Начинаются тяжелые зимние дожди. Воды Соммы и Анкра заливают берега. Мы сидим пленниками в захваченных окопах, по уши в грязи, скрючившись в наскоро обустроенных убежищах. Мы успели позабыть упоение, испытанное в боях, что привели нас сюда. Мы заняли Гильемон, ферму Фальфемон, Генши, а пятнадцатого сентября — Морваль, Гедекур, Лебёф, оттеснив немцев на их запасные позиции на вершинах холмов, в Бапоме, Транслуа. Теперь же мы сидим в окопах по ту сторону реки, в плену у дождя и грязи. Пасмурно, холодно, ничего не происходит. Иногда загрохочут пушки вдали, на Сомме, в лесах вокруг Бапома. Иногда среди ночи мы просыпаемся от вспышек. Но это не грозовые молнии. «Подъем!» — кричат офицеры. И мы в темноте складываем свои вещи и идем, согнувшись в три погибели и увязая в грязи. Мы движемся на юг по разъезженным дорогам вдоль Соммы, не видя, куда идем. Что они собой представляют, все эти реки, о которых столько говорят? Изер, Марна, Мёза, Эн, Элетт, Скарпа? Реки грязи, что текут под низким небом, унося обломки деревьев, обгорелые балки, дохлых лошадей.
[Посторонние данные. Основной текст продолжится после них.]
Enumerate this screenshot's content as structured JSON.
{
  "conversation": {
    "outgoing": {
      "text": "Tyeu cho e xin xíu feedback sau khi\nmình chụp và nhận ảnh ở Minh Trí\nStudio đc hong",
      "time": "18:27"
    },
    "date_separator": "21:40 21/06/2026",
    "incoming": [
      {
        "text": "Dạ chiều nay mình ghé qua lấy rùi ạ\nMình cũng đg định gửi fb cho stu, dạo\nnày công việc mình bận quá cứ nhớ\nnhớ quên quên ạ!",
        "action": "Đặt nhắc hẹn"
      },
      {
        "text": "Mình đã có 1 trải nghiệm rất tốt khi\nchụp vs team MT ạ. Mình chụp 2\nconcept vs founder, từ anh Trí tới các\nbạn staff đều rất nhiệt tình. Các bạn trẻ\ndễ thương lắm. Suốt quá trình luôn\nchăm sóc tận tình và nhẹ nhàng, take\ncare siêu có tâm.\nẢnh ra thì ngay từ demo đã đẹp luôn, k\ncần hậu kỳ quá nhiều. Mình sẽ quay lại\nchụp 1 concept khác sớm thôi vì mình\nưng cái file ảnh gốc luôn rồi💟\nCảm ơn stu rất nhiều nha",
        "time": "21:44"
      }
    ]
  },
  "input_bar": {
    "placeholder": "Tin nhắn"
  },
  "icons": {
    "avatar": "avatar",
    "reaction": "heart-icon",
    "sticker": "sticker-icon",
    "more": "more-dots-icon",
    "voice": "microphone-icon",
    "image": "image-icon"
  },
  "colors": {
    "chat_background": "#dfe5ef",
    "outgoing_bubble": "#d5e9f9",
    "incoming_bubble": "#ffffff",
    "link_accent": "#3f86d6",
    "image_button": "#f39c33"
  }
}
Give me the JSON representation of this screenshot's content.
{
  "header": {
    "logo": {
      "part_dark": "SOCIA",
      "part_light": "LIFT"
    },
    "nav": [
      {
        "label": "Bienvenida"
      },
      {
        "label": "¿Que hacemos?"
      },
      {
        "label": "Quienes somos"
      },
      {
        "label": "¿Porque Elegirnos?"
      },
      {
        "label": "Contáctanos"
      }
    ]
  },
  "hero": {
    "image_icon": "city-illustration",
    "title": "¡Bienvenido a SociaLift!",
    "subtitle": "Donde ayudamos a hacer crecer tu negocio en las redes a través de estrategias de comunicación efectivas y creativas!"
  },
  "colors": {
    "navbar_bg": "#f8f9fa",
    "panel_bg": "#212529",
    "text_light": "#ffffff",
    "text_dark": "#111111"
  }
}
Под Комблем мы встречаемся с французскими дивизиями. Они выглядят еще хуже, еще измученнее нас. Лица с запавшими глазами, изодранное, измазанное грязью обмундирование. У некоторых нет обуви, ноги обмотаны какими-то окровавленными тряпками. В колонне военнопленных — германский офицер. Солдаты издеваются над ним, оскорбляют его. Это всё из-за газовой атаки, которая погубила столько наших. Несмотря на лохмотья, в которые превратился его мундир, он держится гордо и вдруг набрасывается на них. «Это вы первыми применили газы! — кричит он на безупречном французском языке. — Вы вынудили нас так воевать! Вы! Вы!» В ответ воцаряется впечатляющее молчание. Все отводят глаза, а офицер занимает свое место среди пленных.